For colligative properties, always consider the \textbf{effective number of solute particles} \((i \times M)\).

• Larger \(i \times M\) \( \Rightarrow \) greater lowering of vapour pressure
• Larger \(i \times M\) \( \Rightarrow \) higher boiling point
• Larger \(i \times M\) \( \Rightarrow \) lower freezing point
• Larger \(i \times M\) \( \Rightarrow \) higher osmotic pressure

Answer 1

The Correct Option is A

Step 1: Understanding the Question:
Vapour pressure is a colligative property.
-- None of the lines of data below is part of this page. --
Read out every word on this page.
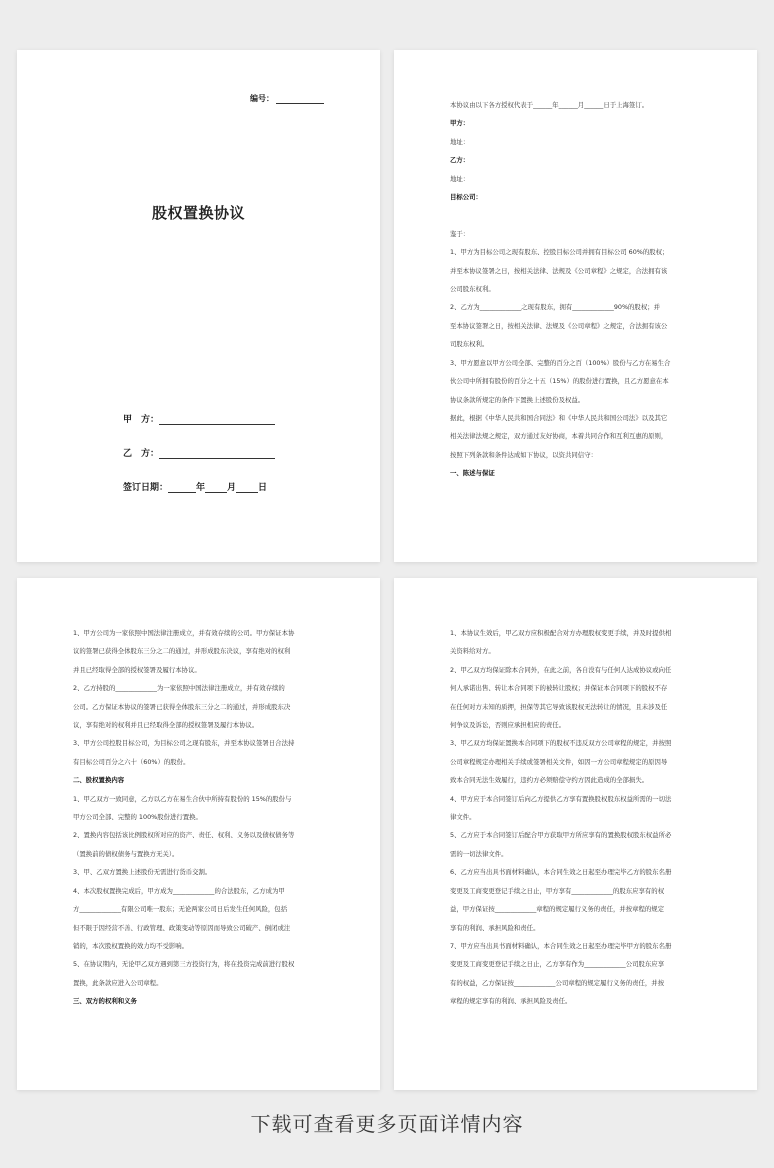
编号：
股权置换协议
甲　方：
乙　方：
签订日期：	年 月 日

本协议由以下各方授权代表于______年______月______日于上海签订。

甲方：

地址：

乙方：

地址：

目标公司：

鉴于：

1、甲方为目标公司之现有股东、控股目标公司并拥有目标公司 60%的股权；

并至本协议签署之日，按相关法律、法规及《公司章程》之规定，合法拥有该

公司股东权利。

2、乙方为_____________之现有股东，拥有_____________90%的股权；并

至本协议签署之日，按相关法律、法规及《公司章程》之规定，合法拥有该公

司股东权利。

3、甲方愿意以甲方公司全部、完整的百分之百（100%）股份与乙方在易生合

伙公司中所拥有股份的百分之十五（15%）的股份进行置换，且乙方愿意在本

协议条款所规定的条件下置换上述股份及权益。

据此，根据《中华人民共和国合同法》和《中华人民共和国公司法》以及其它

相关法律法规之规定，双方通过友好协商，本着共同合作和互利互惠的原则，

按照下列条款和条件达成如下协议，以资共同信守：

一、陈述与保证

1、甲方公司为一家依照中国法律注册成立，并有效存续的公司。甲方保证本协

议的签署已获得全体股东三分之二的通过，并形成股东决议，享有绝对的权利

并且已经取得全部的授权签署及履行本协议。

2、乙方持股的_____________为一家依照中国法律注册成立，并有效存续的

公司。乙方保证本协议的签署已获得全体股东三分之二的通过，并形成股东决

议，享有绝对的权利并且已经取得全部的授权签署及履行本协议。

3、甲方公司控股目标公司，为目标公司之现有股东，并至本协议签署日合法持

有目标公司百分之六十（60%）的股份。

二、股权置换内容

1、甲乙双方一致同意，乙方以乙方在易生合伙中所持有股份的 15%的股份与

甲方公司全部、完整的 100%股份进行置换。

2、置换内容包括该比例股权所对应的资产、责任、权利、义务以及债权债务等

（置换前的债权债务与置换方无关）。

3、甲、乙双方置换上述股份无需进行货币交割。

4、本次股权置换完成后，甲方成为_____________的合法股东，乙方成为甲

方_____________有限公司唯一股东；无论两家公司日后发生任何风险，包括

但不限于因经营不善、行政管理、政策变动等原因而导致公司破产、倒闭或注

销的，本次股权置换的效力均不受影响。

5、在协议期内，无论甲乙双方遇到第三方投资行为，将在投资完成前进行股权

置换，此条款应进入公司章程。

三、双方的权利和义务

1、本协议生效后，甲乙双方应积极配合对方办理股权变更手续，并及时提供相

关资料给对方。

2、甲乙双方均保证除本合同外，在此之前，各自没有与任何人达成协议或向任

何人承诺出售、转让本合同项下的被转让股权；并保证本合同项下的股权不存

在任何对方未知的质押，担保等其它导致该股权无法转让的情况，且未涉及任

何争议及诉讼，否则应承担相应的责任。

3、甲乙双方均保证置换本合同项下的股权不违反双方公司章程的规定，并按照

公司章程规定办理相关手续或签署相关文件，如因一方公司章程规定的原因导

致本合同无法生效履行，违约方必须赔偿守约方因此造成的全部损失。

4、甲方应于本合同签订后向乙方提供乙方享有置换股权股东权益所需的一切法

律文件。

5、乙方应于本合同签订后配合甲方获取甲方所应享有的置换股权股东权益所必

需的一切法律文件。

6、乙方应当出具书面材料确认，本合同生效之日起至办理完毕乙方的股东名册

变更及工商变更登记手续之日止，甲方享有_____________的股东应享有的权

益，甲方保证按_____________章程的规定履行义务的责任，并按章程的规定

享有的利润、承担风险和责任。

7、甲方应当出具书面材料确认，本合同生效之日起至办理完毕甲方的股东名册

变更及工商变更登记手续之日止，乙方享有作为_____________公司股东应享

有的权益，乙方保证按_____________公司章程的规定履行义务的责任，并按

章程的规定享有的利润、承担风险及责任。

下载可查看更多页面详情内容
Specifically, the relative lowering of vapour pressure is proportional to the concentration of solute particles.
Step 2: Key Formula or Approach:
Vapour pressure $(\text{V.P.}) \propto \frac{1}{\text{Lowering of V.P.}} \propto \frac{1}{\text{Effective Concentration } (i \times M)}$
where $i$ is the van't Hoff factor.
Step 3: Detailed Explanation:
Maximum vapour pressure means minimum lowering of vapour pressure, which occurs when there are the fewest number of particles in solution.
Assuming molarity $M = 0.1$ for all:
- (A) Glucose: Non-electrolyte, $i = 1$. Total particles $= 0.1 \times 1 = 0.1$.
- (B) $NaCl$: Dissociates into $Na^+ + Cl^-$, $i = 2$. Total particles $= 0.1 \times 2 = 0.2$.
- (C) $CaCl_2$: Dissociates into $Ca^{2+} + 2Cl^-$, $i = 3$. Total particles $= 0.1 \times 3 = 0.3$.
- (D) $AlCl_3$: Dissociates into $Al^{3+} + 3Cl^-$, $i = 4$. Total particles $= 0.1 \times 4 = 0.4$.
Glucose has the lowest effective concentration of particles, so it shows the maximum vapour pressure.
Step 4: Final Answer:
$0.1$ M Glucose solution shows maximum vapour pressure.